X_train, X_test, y_train, y_test = train_test_split(X, y, test_size=0.5, random_state=18)

In [28]:
#create tensors
X_train = torch.FloatTensor(X_train)
X_test = torch.FloatTensor(X_test)

y_train = torch.LongTensor(y_train.to_numpy())
y_test = torch.LongTensor(y_test)

print(X_train)

tensor([[ 46.,   0., 168.,  ...,  14.,  57.,   0.],
        [ 32.,   1., 158.,  ...,  36.,  72.,  57.],
        [ 81.,   1., 165.,  ...,  52.,  51.,   7.],
        ...,
        [ 69.,   1., 154.,  ...,  57.,  60.,  27.],
        [ 64.,   1., 156.,  ...,  14.,  51.,  12.],
        [ 12.,   1., 165.,  ...,  14.,   0.,  10.]])


In [51]:
class ANN_Model(nn.Module):
    def __init__(self, input_features = 13, hidden1 = 25, hidden2 = 25, out_features = 1):
        super().__init__()
        self.layer_1_connection = nn.Linear(input_features, hidden1)
        self.layer_2_connection = nn.Linear(hidden1, hidden2)
        self.out = nn.Linear(hidden2, out_features)
    
    #how we predict output
    def forward(self, x):
        #apply activation functions
        x = F.relu(self.layer_1_connection(x))
        x = F.relu(self.layer_2_connection(x))
        x = self.out(x)
        return x

In [30]:
#set random seed for reproducibility
torch.manual_seed(18)

<torch._C.Generator at 0x7f7effbc92d0>

In [55]:
#instantiate model
model = ANN_Model()

#loss function
loss_function = nn.MSELoss()

#optimizer
optimizer = torch.optim.Adam(model.parameters(), lr = 0.01)

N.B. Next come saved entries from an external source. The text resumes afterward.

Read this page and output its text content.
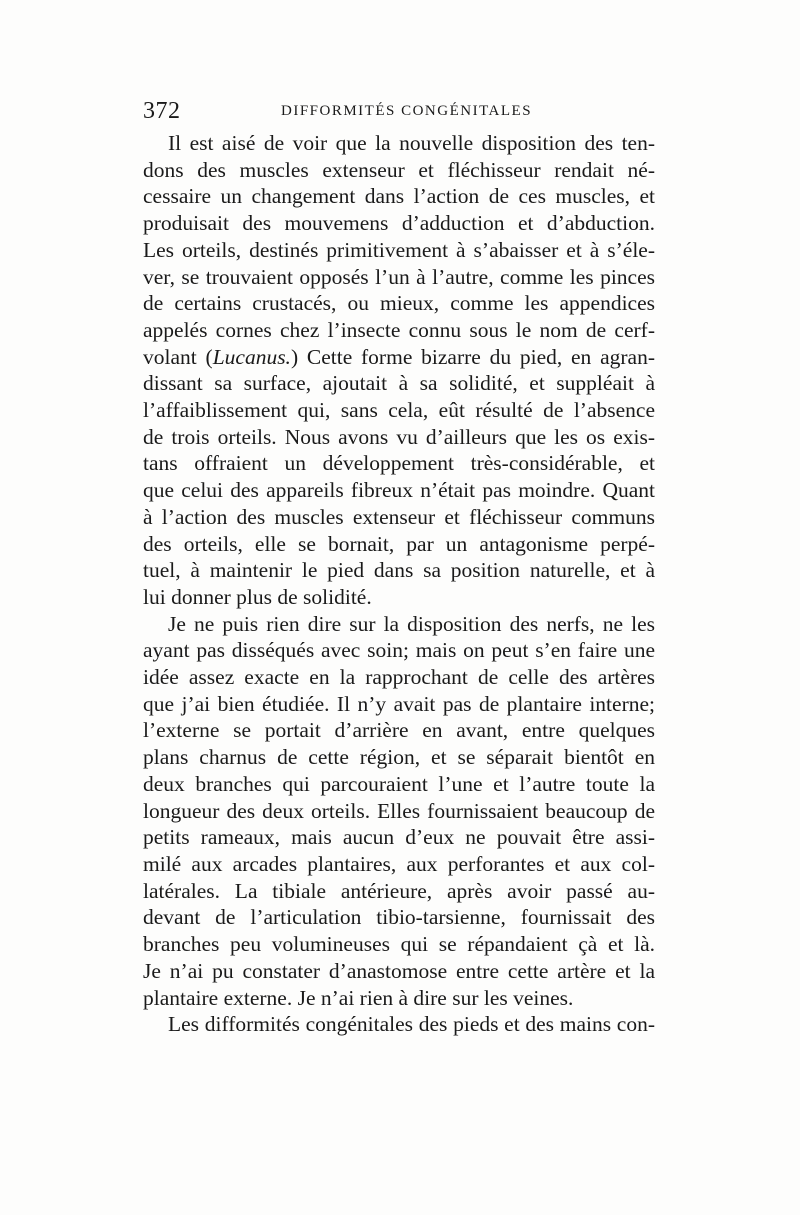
372	DIFFORMITÉS CONGÉNITALES

Il est aisé de voir que la nouvelle disposition des ten-
dons des muscles extenseur et fléchisseur rendait né-
cessaire un changement dans l’action de ces muscles, et
produisait des mouvemens d’adduction et d’abduction.
Les orteils, destinés primitivement à s’abaisser et à s’éle-
ver, se trouvaient opposés l’un à l’autre, comme les pinces
de certains crustacés, ou mieux, comme les appendices
appelés cornes chez l’insecte connu sous le nom de cerf-
volant (Lucanus.) Cette forme bizarre du pied, en agran-
dissant sa surface, ajoutait à sa solidité, et suppléait à
l’affaiblissement qui, sans cela, eût résulté de l’absence
de trois orteils. Nous avons vu d’ailleurs que les os exis-
tans offraient un développement très-considérable, et
que celui des appareils fibreux n’était pas moindre. Quant
à l’action des muscles extenseur et fléchisseur communs
des orteils, elle se bornait, par un antagonisme perpé-
tuel, à maintenir le pied dans sa position naturelle, et à
lui donner plus de solidité.

Je ne puis rien dire sur la disposition des nerfs, ne les
ayant pas disséqués avec soin; mais on peut s’en faire une
idée assez exacte en la rapprochant de celle des artères
que j’ai bien étudiée. Il n’y avait pas de plantaire interne;
l’externe se portait d’arrière en avant, entre quelques
plans charnus de cette région, et se séparait bientôt en
deux branches qui parcouraient l’une et l’autre toute la
longueur des deux orteils. Elles fournissaient beaucoup de
petits rameaux, mais aucun d’eux ne pouvait être assi-
milé aux arcades plantaires, aux perforantes et aux col-
latérales. La tibiale antérieure, après avoir passé au-
devant de l’articulation tibio-tarsienne, fournissait des
branches peu volumineuses qui se répandaient çà et là.
Je n’ai pu constater d’anastomose entre cette artère et la
plantaire externe. Je n’ai rien à dire sur les veines.

Les difformités congénitales des pieds et des mains con-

y_test = y_test.type(torch.LongTensor)
y_pred = y_pred.type(torch.LongTensor)
y_train = y_train.type(torch.LongTensor)

In [62]:
final_loss = []
n_epochs = 500
for epoch in range(n_epochs):
    y_pred = model.forward(X_train)
    loss = loss_function(y_pred.float(), y_train.float())
    final_loss.append(loss)
    
    if epoch % 10 == 1:
        print(f'Epoch number: {epoch} with loss: {loss.item()}')
    
    optimizer.zero_grad() #zero the gradient before running backwards propagation
    loss.backward() #for backward propagation 
    optimizer.step() #performs one optimization step each epoch

Epoch number: 1 with loss: 24.74974250793457
Epoch number: 11 with loss: 20.744943618774414
Epoch number: 21 with loss: 20.261167526245117
Epoch number: 31 with loss: 19.697378158569336
Epoch number: 41 with loss: 19.47505760192871
Epoch number: 51 with loss: 19.384180068969727
Epoch number: 61 with loss: 19.365341186523438
Epoch number: 71 with loss: 19.348392486572266
Epoch number: 81 with loss: 19.33385467529297
Epoch number: 91 with loss: 19.324216842651367
Epoch number: 101 with loss: 19.31501007080078
Epoch number: 111 with loss: 19.307214736938477
Epoch number: 121 with loss: 19.299856185913086
Epoch number: 131 with loss: 19.293474197387695
Epoch number: 141 with loss: 19.287490844726562
Epoch number: 151 with loss: 19.282142639160156
Epoch number: 161 with loss: 19.27786636352539
Epoch number: 171 with loss: 19.273799896240234
Epoch number: 181 with loss: 19.270244598388672
Epoch number: 191 with loss: 19.26707649230957
Epoch number: 201 with loss: 19.264219284057617
Epoch num

6) Compare the performance of the neural networks to the other model you created. Which performed better? Why do you think that is?

Keras final loss = 34.0549
Logistic Regression loss = 25.18
Pytorch neural network final loss = 19.23

The pytorch model performed the best of the three with the smallest loss.  I believe the forward/backward propogation steps gave it an edge over the other 2 models.